Abraham’s example of treating others: When it came time for Sarah to depart from this life at the age of 127, we get an insight again into how Abraham lived his life and how he interacted with the people around him. When the Hittites learned of Sarah’s death and Abraham’s need for a place of burial, they were overly willing to help him. They even called him a “prince of God.” They give Abraham his choice of all the burial places in their land and try to give the plot where he chose to him for free, through Abraham insisted that he pay for it. As we saw in chapter 21, Abraham had a reputation about him. He was well liked in the land where he sojourned.

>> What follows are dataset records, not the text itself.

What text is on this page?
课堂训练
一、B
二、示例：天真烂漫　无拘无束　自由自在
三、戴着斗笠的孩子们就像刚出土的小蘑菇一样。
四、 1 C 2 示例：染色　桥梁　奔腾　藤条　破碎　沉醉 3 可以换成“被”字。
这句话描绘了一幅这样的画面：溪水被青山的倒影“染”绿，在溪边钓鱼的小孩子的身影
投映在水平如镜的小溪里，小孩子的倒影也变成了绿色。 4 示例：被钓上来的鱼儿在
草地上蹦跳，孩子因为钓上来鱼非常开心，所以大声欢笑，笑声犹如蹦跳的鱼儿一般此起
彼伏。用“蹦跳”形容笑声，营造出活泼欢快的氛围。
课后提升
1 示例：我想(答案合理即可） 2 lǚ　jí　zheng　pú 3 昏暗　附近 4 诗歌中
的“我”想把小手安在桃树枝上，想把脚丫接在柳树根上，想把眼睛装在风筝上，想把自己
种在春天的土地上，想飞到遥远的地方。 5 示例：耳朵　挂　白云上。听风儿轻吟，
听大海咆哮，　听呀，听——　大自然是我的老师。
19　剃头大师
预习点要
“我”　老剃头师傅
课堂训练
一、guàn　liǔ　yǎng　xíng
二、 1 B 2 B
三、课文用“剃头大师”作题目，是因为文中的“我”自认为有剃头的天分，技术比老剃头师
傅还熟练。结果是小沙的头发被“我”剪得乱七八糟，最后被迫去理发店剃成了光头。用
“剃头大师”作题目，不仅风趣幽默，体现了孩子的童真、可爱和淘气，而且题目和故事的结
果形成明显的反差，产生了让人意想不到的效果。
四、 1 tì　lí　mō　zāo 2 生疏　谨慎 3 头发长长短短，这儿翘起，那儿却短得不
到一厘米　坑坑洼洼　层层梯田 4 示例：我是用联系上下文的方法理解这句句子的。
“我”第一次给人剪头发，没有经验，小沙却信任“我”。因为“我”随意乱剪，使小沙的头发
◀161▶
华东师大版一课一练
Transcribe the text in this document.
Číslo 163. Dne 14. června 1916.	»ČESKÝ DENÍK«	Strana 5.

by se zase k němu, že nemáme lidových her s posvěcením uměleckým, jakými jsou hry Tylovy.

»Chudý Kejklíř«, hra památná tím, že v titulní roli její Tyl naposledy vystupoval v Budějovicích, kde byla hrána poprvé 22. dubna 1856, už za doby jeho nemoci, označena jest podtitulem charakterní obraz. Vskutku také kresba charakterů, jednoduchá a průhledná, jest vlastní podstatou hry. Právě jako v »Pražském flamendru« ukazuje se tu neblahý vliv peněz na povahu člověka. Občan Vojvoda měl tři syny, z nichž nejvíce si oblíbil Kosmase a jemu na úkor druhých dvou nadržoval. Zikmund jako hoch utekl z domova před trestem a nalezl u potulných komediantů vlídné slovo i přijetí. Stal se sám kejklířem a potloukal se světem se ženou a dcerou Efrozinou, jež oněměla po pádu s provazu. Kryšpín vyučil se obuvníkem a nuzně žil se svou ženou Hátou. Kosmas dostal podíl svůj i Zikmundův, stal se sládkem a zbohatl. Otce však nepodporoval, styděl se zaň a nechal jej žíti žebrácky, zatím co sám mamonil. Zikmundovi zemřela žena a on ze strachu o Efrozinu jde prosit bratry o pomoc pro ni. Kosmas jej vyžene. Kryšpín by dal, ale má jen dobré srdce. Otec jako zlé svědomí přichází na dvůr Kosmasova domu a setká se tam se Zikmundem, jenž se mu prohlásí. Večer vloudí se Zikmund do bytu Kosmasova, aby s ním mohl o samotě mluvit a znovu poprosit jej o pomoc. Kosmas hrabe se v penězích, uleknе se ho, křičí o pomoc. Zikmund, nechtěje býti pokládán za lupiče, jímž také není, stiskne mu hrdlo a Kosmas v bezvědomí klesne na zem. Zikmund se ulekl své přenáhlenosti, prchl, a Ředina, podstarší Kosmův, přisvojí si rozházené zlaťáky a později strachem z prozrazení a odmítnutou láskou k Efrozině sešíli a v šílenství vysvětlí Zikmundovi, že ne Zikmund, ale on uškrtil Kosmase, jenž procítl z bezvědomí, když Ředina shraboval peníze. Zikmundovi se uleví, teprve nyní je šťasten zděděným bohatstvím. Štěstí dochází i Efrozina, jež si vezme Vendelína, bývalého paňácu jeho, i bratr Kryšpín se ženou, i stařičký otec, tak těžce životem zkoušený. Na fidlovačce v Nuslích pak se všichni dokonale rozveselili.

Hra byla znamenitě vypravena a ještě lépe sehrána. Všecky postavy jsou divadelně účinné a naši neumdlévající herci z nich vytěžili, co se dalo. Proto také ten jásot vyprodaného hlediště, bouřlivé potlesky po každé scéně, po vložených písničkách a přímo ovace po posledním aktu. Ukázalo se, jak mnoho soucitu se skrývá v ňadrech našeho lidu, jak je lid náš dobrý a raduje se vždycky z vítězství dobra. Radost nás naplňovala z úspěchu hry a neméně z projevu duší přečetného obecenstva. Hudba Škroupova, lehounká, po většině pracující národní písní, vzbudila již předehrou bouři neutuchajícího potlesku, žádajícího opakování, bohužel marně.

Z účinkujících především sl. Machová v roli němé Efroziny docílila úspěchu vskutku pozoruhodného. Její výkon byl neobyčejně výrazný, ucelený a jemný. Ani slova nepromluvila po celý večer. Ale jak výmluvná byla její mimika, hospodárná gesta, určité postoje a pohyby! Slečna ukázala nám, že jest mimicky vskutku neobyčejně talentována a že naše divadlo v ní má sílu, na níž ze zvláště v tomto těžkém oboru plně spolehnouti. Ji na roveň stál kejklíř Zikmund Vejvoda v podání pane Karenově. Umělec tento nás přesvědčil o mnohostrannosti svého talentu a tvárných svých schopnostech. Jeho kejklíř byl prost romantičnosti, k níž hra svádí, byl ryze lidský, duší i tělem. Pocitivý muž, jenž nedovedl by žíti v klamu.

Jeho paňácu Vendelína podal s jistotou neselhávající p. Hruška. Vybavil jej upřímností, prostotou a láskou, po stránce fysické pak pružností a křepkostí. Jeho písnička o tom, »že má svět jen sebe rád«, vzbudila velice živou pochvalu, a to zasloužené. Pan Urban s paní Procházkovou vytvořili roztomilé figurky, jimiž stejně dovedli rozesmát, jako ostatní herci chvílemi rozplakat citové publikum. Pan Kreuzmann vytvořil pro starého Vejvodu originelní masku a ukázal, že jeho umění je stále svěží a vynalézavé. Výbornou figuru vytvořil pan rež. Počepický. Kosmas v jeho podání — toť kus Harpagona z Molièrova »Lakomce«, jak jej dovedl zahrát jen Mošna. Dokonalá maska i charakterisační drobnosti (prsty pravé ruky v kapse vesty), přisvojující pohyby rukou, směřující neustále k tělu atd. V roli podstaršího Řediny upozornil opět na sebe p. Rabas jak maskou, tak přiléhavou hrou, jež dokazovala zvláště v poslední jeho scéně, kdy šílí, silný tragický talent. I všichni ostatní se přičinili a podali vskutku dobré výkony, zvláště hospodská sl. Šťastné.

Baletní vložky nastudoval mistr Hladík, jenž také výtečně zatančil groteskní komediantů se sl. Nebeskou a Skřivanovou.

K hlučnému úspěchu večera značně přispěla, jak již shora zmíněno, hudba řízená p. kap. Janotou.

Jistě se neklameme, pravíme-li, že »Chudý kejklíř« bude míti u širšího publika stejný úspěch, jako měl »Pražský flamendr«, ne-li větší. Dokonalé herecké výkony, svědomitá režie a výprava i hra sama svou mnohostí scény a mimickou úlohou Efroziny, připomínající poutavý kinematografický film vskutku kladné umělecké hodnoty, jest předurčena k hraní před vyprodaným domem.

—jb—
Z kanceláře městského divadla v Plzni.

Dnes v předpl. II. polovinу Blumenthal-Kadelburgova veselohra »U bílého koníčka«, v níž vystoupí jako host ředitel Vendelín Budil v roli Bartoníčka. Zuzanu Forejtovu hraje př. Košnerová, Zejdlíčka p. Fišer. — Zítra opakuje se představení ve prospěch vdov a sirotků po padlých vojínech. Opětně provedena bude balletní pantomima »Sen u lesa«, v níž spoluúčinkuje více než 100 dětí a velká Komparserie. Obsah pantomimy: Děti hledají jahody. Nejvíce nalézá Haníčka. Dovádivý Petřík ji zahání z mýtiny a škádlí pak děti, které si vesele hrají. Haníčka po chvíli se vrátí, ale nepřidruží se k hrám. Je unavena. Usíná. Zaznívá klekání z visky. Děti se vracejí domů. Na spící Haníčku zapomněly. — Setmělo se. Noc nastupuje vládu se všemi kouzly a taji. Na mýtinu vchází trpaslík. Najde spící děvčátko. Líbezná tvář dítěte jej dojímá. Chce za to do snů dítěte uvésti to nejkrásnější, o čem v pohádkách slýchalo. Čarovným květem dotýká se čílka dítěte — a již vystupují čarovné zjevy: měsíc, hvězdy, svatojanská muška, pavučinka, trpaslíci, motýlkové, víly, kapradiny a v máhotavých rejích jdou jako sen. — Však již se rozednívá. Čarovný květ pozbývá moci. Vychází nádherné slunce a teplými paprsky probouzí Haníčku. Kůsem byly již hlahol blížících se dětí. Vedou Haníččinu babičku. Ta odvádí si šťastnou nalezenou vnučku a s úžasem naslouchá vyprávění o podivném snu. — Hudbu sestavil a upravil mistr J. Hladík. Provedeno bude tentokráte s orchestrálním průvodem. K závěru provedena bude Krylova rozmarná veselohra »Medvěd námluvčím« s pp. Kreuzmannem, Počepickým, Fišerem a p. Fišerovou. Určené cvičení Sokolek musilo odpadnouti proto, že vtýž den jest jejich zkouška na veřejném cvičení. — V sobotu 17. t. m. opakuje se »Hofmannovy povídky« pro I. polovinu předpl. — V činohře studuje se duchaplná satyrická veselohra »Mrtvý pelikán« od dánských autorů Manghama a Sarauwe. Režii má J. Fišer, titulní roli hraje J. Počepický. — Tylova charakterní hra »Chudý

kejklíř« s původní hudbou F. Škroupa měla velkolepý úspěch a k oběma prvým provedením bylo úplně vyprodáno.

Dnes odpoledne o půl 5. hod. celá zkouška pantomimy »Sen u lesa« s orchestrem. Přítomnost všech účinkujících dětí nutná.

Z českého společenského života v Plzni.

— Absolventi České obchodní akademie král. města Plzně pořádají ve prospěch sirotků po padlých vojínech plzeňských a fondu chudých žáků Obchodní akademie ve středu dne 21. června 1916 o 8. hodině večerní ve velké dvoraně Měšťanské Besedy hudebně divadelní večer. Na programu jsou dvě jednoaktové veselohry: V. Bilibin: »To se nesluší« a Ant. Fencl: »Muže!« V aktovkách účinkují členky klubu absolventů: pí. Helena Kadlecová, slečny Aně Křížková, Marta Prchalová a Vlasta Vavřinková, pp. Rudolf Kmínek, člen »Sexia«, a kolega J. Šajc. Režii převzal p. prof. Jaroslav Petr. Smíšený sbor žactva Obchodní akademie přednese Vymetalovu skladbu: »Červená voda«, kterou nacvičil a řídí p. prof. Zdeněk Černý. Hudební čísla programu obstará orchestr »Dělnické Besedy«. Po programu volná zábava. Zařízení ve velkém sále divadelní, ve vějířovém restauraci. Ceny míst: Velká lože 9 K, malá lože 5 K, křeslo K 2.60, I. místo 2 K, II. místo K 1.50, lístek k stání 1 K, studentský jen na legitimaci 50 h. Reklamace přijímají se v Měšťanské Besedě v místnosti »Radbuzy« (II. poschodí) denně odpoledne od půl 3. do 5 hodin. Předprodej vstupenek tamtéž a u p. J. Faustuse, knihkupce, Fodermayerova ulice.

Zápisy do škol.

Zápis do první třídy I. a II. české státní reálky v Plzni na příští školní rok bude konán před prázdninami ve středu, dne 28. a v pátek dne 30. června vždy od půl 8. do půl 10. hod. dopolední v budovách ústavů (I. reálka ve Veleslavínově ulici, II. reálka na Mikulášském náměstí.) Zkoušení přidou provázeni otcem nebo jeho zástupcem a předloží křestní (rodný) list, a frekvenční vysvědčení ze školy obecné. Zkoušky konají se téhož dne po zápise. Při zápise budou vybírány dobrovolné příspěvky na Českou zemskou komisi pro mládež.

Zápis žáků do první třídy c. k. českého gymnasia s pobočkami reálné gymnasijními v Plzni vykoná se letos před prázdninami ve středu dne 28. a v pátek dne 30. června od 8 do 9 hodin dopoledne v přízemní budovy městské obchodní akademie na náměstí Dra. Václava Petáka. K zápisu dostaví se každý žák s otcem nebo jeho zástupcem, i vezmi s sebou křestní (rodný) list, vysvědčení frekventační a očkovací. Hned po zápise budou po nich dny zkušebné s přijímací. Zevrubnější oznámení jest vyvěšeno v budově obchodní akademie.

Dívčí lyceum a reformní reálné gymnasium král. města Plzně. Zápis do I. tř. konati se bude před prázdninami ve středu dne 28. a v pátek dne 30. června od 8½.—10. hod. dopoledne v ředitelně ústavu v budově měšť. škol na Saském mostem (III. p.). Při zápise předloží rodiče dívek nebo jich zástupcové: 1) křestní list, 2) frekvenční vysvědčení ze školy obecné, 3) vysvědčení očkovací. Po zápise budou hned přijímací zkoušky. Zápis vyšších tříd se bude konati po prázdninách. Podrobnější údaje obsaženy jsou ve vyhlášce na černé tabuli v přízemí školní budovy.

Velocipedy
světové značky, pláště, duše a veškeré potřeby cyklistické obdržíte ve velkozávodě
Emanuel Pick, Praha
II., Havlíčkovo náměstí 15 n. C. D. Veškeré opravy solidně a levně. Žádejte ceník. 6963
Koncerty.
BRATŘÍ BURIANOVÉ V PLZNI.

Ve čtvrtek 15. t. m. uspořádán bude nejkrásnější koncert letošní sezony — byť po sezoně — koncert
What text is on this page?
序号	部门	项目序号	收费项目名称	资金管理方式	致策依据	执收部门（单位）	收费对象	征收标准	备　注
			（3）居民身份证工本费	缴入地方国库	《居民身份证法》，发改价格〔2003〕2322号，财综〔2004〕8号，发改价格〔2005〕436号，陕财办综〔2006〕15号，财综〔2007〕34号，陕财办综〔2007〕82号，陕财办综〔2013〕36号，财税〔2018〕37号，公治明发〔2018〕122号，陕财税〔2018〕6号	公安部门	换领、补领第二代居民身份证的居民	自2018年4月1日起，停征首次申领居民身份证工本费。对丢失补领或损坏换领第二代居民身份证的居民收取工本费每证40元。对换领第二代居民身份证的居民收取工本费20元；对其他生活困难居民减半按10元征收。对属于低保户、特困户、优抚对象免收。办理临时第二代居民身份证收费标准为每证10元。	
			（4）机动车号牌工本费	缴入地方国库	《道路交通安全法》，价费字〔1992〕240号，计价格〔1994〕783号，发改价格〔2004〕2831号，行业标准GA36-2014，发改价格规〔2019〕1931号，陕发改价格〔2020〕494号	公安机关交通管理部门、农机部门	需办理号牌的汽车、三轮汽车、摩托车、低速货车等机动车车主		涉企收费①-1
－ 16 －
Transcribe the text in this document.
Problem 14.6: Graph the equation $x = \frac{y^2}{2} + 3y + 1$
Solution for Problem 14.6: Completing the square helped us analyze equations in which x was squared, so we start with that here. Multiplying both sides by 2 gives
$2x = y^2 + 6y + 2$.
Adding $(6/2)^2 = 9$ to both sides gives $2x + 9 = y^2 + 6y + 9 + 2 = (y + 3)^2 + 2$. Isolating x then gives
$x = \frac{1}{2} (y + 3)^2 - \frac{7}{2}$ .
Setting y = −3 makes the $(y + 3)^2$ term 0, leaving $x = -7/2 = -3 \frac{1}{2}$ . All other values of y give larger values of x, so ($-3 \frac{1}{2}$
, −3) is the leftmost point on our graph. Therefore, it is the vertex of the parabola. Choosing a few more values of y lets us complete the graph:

This speaks volumes to the way he carried himself in that land and the way he treated others. Though him, they say God. Abraham’s way of life glorified the Almighty, which is one of the reasons that he is such an important figure in both Judaism and Christianity, as well as Islam. The life of one man who lived over 6,000 years ago still has a large impact on so many lives today. He left a legacy by following the Holy One of Israel. The way we live our lives and how we treat others, as well as our faith in the Lord God Almighty is very important to our lives and the lives of the people with whom we have interactions. Our impact can be for good or for bad, but seldom goes unnoticed. Let us live our lives in such a way as people can see God through us, just as Abraham did, impacting the lives of those around him.

Tomorrow’s Reading: Judges 1-5.

Strive to have the faith of Abraham.